3.04.2011

food for thought - part one

Before Michael and I knew we were having a son we referred to our unborn child simply as Peanut. Little did we know how apropos the nickname would become.

Six weeks premature, Calvin weighed only four pounds fifteen ounces. Though he seemed a mere peanut to us, he was a giant amongst the many micro-preemies nestled in clear plastic isolettes in the neonatal intensive care unit, some barely over a pound.

Calvin’s sucking reflex had not developed when he was born. He had to learn it. To further complicate things, his frenulum was short, meaning he was tongue tied, so including his high palette it was difficult for him to latch on. Several lactation consultants recommended some unusual methods to help us. I remember one telling me, when Calvin was just a week old, not to look at him while nursing because it would distract him. She can’t have been a mother herself, her advice bristling against every motherly bone, muscle and cell in my body, heart and mind which instinctively told me to gaze deeply into my son’s indigo eyes. Another tried to outfit me in some perforated plastic nipple shields—as if I were Madonna on tour—supposedly meant to help Calvin latch on. Being a natural skeptic of superfluous gadgets, it was no surprise to me when they failed miserably.

Poor Calvin tried so hard, his weak tiny little body tiring easily at a task so crucial yet so difficult and tedious. At every feeding the nurse first weighed Calvin naked on a sensitive gram scale. She’d pass him to me and I’d nurse him in bed until he fatigued then she’d weigh him again and calculate the grams of milk he had ingested, which was usually only a fraction of his total goal. The remainder of his calories were administered via nasogastric (ng) tube, a thin plastic cannula that was inserted—painfully—through Calvin’s tiny nostril into his stomach. My previously pumped and refrigerated breast milk, drawn up into a large inverted syringe, was delivered very slowly employing gravity.

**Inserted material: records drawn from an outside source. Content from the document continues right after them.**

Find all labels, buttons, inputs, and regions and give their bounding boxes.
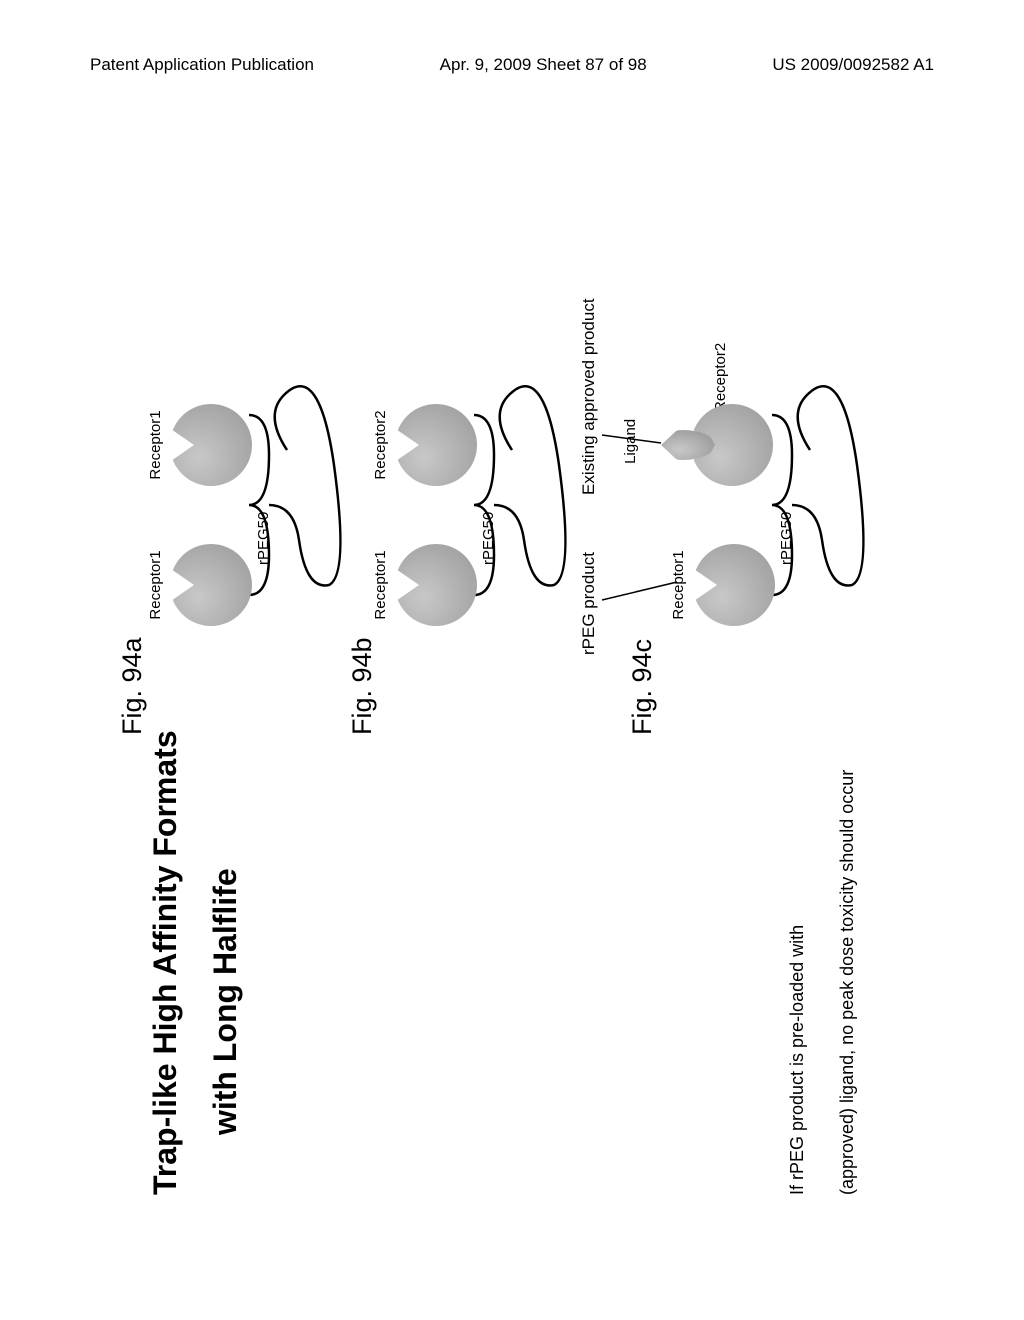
header-center: Apr. 9, 2009 Sheet 87 of 98: [440, 55, 647, 75]
receptor-c-1-shape: [693, 544, 775, 626]
header-left: Patent Application Publication: [90, 55, 314, 75]
receptor-b-2: Receptor2: [372, 395, 477, 495]
footer-note-1: If rPEG product is pre-loaded with: [787, 925, 808, 1195]
receptor-a-2-label: Receptor1: [147, 395, 164, 495]
receptor-b-1-label: Receptor1: [372, 535, 389, 635]
receptor-a-1: Receptor1: [147, 535, 252, 635]
receptor-a-2: Receptor1: [147, 395, 252, 495]
fig-label-c: Fig. 94c: [627, 639, 658, 735]
receptor-a-1-label: Receptor1: [147, 535, 164, 635]
receptor-b-2-label: Receptor2: [372, 395, 389, 495]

Every few days the ng tube had to be carefully replaced. The first time a skilled nurse had accurately measured the length of the tube I had watched attentively. Several inches of tube were kept as a leader then she marked, with a Sharpie, where it would enter his nostril. The rest of the length measured from his nostril across his cheek to his ear then down the side of his neck to his abdomen. After measuring she threaded the tube through his nose until the black mark was at his nostril’s edge, ensuring proper placement in his stomach by listening through a stethoscope. Once, an inexperienced nurse performed the task and I saw that she had measured the length incorrectly. Calvin, beet red, sputtering and screaming while we restrained him during the procedure, continued to cry in pain because the long tube was pushing against the wall of his stomach. Anxious and nearly hysterical, tears and snot drizzling in thin strands off of my hot face, I hovered over my tiny baby helping—though hating—to restrain him. Through my sobs and Calvin’s shrieks I sharply told the woman that she had measured incorrectly and asked that the skilled nurse be called immediately to correct the problem.

It took Calvin seven weeks of this grueling protocol before he mastered the art of nursing. Only then were we released from the hospital, free to bring him home for the first time with the hope that he would continue to nurse well enough to thrive.